The foremost is the deficiency of integration at headquarters level, which customarily trickles down to the field. This turns the formulation of an overall strategy defective, and as a result makes it hard to successfully execute peace-building policies at country level. The NAM’s dependence on synchronization as a means to guarantee calculated coherence is not efficient, and often produces a self-defeating tendency to devote too much time and resources to internal synchronization. What needed instead is more integration between the UN’s peacekeeping, humanitarian, development and political sides at headquarters level is needed to get more coherent and effective peace-building policies at country level.The second is the lack of conventional financial support for critical backing in post-conflict settings. The establishment of separate assessment criteria for countries in extraordinary state of affairs is one way forward. Lack of financial support for critical post-conflict rebuilding efforts, such as desegregation of ex-combatants, often countermines long-term peace-building strategies. Donors’ leaning to finance specific programs directly undercuts the capability to launch a coherent peace-building policy, and it exacerbates territory battles between different NAM members. Trust fund mechanisms are one way of settling this deficiency, giving NAM the needed discretion to actually put into action the tasks that member states identify as critical.

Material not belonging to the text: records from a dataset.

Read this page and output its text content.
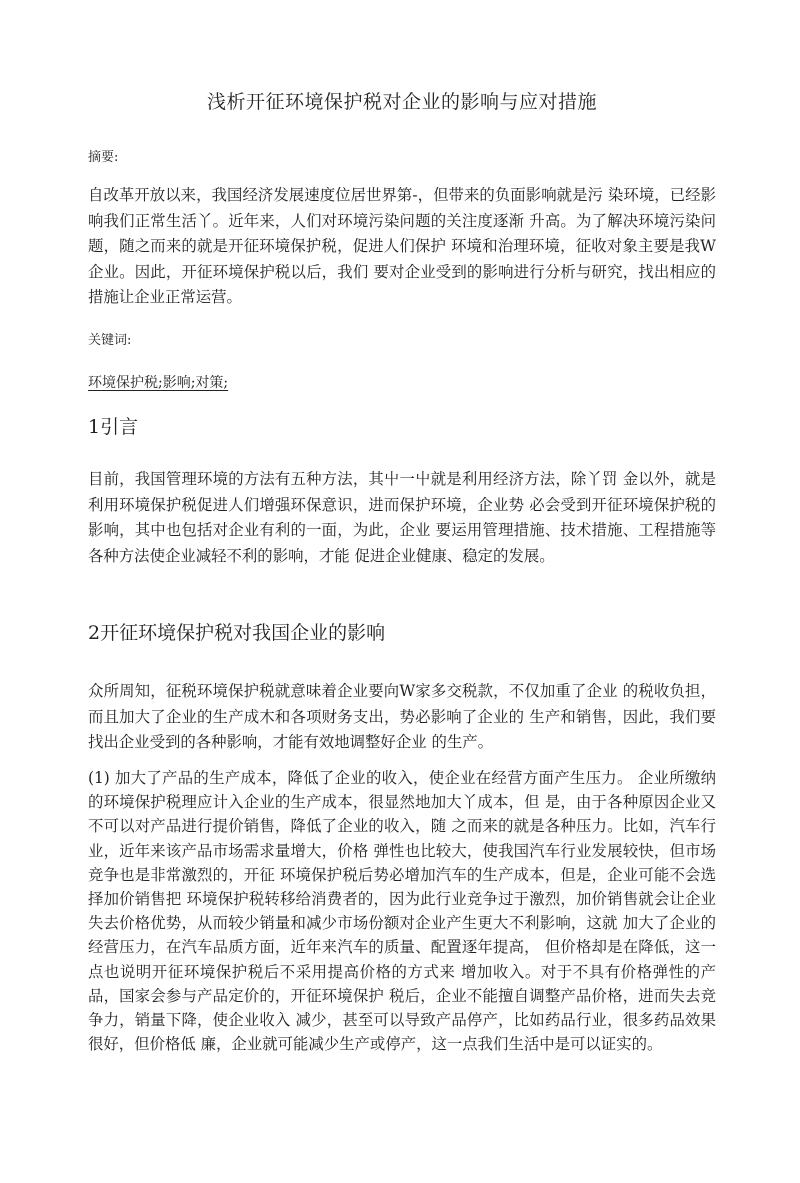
浅析开征环境保护税对企业的影响与应对措施
摘要:
自改革开放以来，我国经济发展速度位居世界第-，但带来的负面影响就是污 染环境，已经影响我们正常生活丫。近年来，人们对环境污染问题的关注度逐渐 升高。为了解决环境污染问题，随之而来的就是开征环境保护税，促进人们保护 环境和治理环境，征收对象主要是我W企业。因此，开征环境保护税以后，我们 要对企业受到的影响进行分析与研究，找出相应的措施让企业正常运营。
关键词:
环境保护税;影响;对策;
1引言
目前，我国管理环境的方法有五种方法，其屮一屮就是利用经济方法，除丫罚 金以外，就是利用环境保护税促进人们增强环保意识，进而保护环境，企业势 必会受到开征环境保护税的影响，其中也包括对企业有利的一面，为此，企业 要运用管理措施、技术措施、工程措施等各种方法使企业减轻不利的影响，才能 促进企业健康、稳定的发展。
2开征环境保护税对我国企业的影响
众所周知，征税环境保护税就意味着企业要向W家多交税款，不仅加重了企业 的税收负担，而且加大了企业的生产成木和各项财务支出，势必影响了企业的 生产和销售，因此，我们要找出企业受到的各种影响，才能有效地调整好企业 的生产。
(1) 加大了产品的生产成本，降低了企业的收入，使企业在经营方面产生压力。 企业所缴纳的环境保护税理应计入企业的生产成本，很显然地加大丫成本，但 是，由于各种原因企业又不可以对产品进行提价销售，降低了企业的收入，随 之而来的就是各种压力。比如，汽车行业，近年来该产品市场需求量增大，价格 弹性也比较大，使我国汽车行业发展较快，但市场竞争也是非常激烈的，开征 环境保护税后势必增加汽车的生产成本，但是，企业可能不会选择加价销售把 环境保护税转移给消费者的，因为此行业竞争过于激烈，加价销售就会让企业 失去价格优势，从而较少销量和减少市场份额对企业产生更大不利影响，这就 加大了企业的经营压力，在汽车品质方面，近年来汽车的质量、配置逐年提高， 但价格却是在降低，这一点也说明开征环境保护税后不采用提高价格的方式来 增加收入。对于不具有价格弹性的产品，国家会参与产品定价的，开征环境保护 税后，企业不能擅自调整产品价格，进而失去竞争力，销量下降，使企业收入 减少，甚至可以导致产品停产，比如药品行业，很多药品效果很好，但价格低 廉，企业就可能减少生产或停产，这一点我们生活中是可以证实的。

The third is the existence of a overabundance of scheduling and preparation of program and measurement tools, none of which are analytically interpreted and applied, and many of which are counter-productive in ascertaining collaboration from key NAM actors, let alone buy-in from local participants. Fewer and simpler tools for planning and measurements should be established. The fourth is the deficiency of devotion to, and understanding of, the fundamental goals of building local capacity and ensuring local ownership. Securing possession and building competence seem to necessitate more delegation of authority to NAM presence in a country, enabling decisions to be made as close as possible to those in need.
Thus, integration implies operational centralization through a streamlining of mandates, budgets and decision-making authority. In addition, geographical decentralization could serve as means to sensitise NAM strategies and planning to local contexts and developments on the ground. In the character of operational centralization, an inter-governmental body should lend a hand in ensuring that NAM planning and funding support overall peace-building objectives. Similarly, a secretariat function in charge of formulating strategy and planning should be given the appropriate authority to guarantee cooperation from relevant departments, funds and programs.